In Hays USD 489, administrators have identified 52 possible general fund reductions and six potential revenue enhancements should the need arise.
On the revenue side, one of the possibilities already has been rejected by voters. That was raising the Local Option Budget to 31 percent. Another fund-generator -- pay to play -- recently was rejected by the school board. That leaves increasing building use fees (which can't amount to much), increasing enrollment (which doesn't appear likely), increase or initiate gate fees at all activities (which couldn't amount to much either), and consolidating the Hays, Ellis and Victoria districts into one. No dollar amount is affixed to the consolidation idea, but presumably there would be the elimination of some administrative positions. We will revisit that notion in a moment.

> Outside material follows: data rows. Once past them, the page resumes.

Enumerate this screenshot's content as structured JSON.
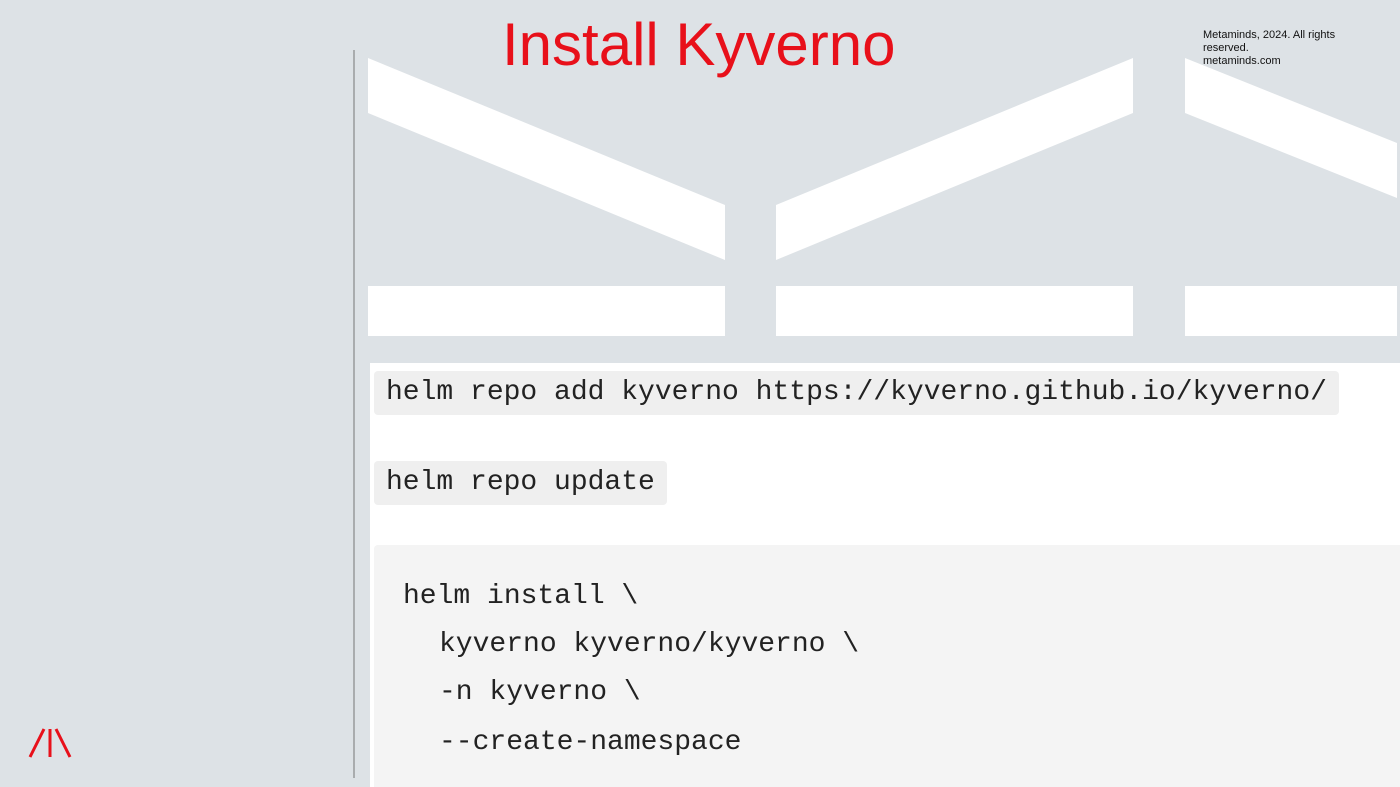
{
  "slide": {
    "title": "Install Kyverno",
    "copyright": {
      "line1": "Metaminds, 2024. All rights",
      "line2": "reserved.",
      "line3": "metaminds.com"
    },
    "logo": {
      "icon": "metaminds-logo-icon",
      "color": "#e8101a"
    }
  },
  "commands": {
    "add_repo": "helm repo add kyverno https://kyverno.github.io/kyverno/",
    "update_repo": "helm repo update",
    "install": [
      "helm install \\",
      "kyverno kyverno/kyverno \\",
      "-n kyverno \\",
      "--create-namespace"
    ]
  },
  "colors": {
    "background": "#dde2e6",
    "accent": "#e8101a",
    "content_panel": "#ffffff",
    "code_background": "#f4f4f4"
  }
}
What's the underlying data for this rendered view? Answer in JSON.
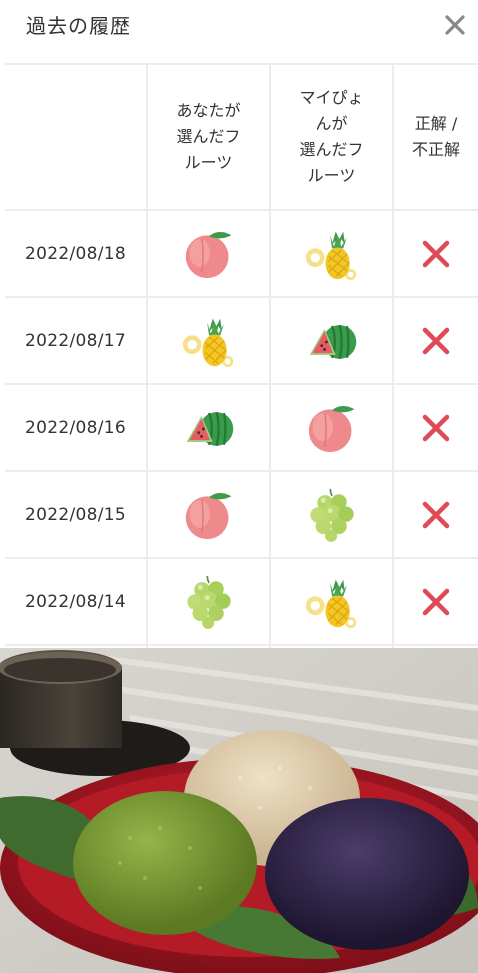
{
  "header": {
    "title": "過去の履歴",
    "close_icon": "close-icon"
  },
  "table": {
    "columns": [
      "",
      "あなたが\n選んだフ\nルーツ",
      "マイぴょ\nんが\n選んだフ\nルーツ",
      "正解 /\n不正解"
    ],
    "rows": [
      {
        "date": "2022/08/18",
        "yours": "peach",
        "mypyon": "pineapple",
        "result": "incorrect"
      },
      {
        "date": "2022/08/17",
        "yours": "pineapple",
        "mypyon": "watermelon",
        "result": "incorrect"
      },
      {
        "date": "2022/08/16",
        "yours": "watermelon",
        "mypyon": "peach",
        "result": "incorrect"
      },
      {
        "date": "2022/08/15",
        "yours": "peach",
        "mypyon": "grapes",
        "result": "incorrect"
      },
      {
        "date": "2022/08/14",
        "yours": "grapes",
        "mypyon": "pineapple",
        "result": "incorrect"
      }
    ]
  },
  "colors": {
    "incorrect_mark": "#e04a57",
    "border": "#ececec",
    "text": "#333333"
  },
  "photo": {
    "subject": "dango-mochi-plate"
  }
}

The 52 expense-reduction items are not prioritized and are across the board both in scope and dollar amounts. They range from saving $4,000 in electricity usage by removing all personal items from classrooms to $2.25 million by eliminating all health insurance for district employees. Other possible reductions identified include: $500,000 by eliminating block scheduling; $1 million by closing Kennedy Middle School; $513,000 by eliminating all athletic programs; $1,500 by eliminating TB and Hepatitis B shots for staff; and $3,000 by eliminating background checks.
The school board has not discussed this list as a whole yet -- we're assuming because of the uncertainty of state funding. Yet the board already has begun removing specific items from the list.
A few months ago, the board examined scaling back kindergarten to half-days or charging parents for the non-reimbursed portion of a full day. The estimated $300,000 in savings was rejected by the board.
Last week when BOE members extended administrators' current contracts, it took a few more items off the list:
* Reduce central office administration, $114,000;
* Eliminate administrator cell phone allowance, $10,800; and
* 1 percent salary reduction for all staff, $140,000.
When the board extends all the building administrators next, which is expected, the "combining building administration" comes off the list along with its associated $484,000 savings.
We're unsure of the message being sent here. On the one hand, five of seven board members gave their thumbs up to the job Superintendent Fred Kaufman and his top administrators are doing. That's a 70-percent approval rating.
But by locking in all the top positions and their salaries, the administrators will be immune from future expense reductions. Any cuts will be borne by teachers, students and staff further down the totem pole. If any ship goes down, Kaufman and his team won't be on it. They will be sitting safely in the lifeboat.
We find it difficult to believe school board members would protect administrators while potentially increasing the vulnerability of teachers. The elected officials must be confident more funding will appear from Topeka. For the sake of those in the classroom, we hope that confidence is well-founded. We certainly don't share it.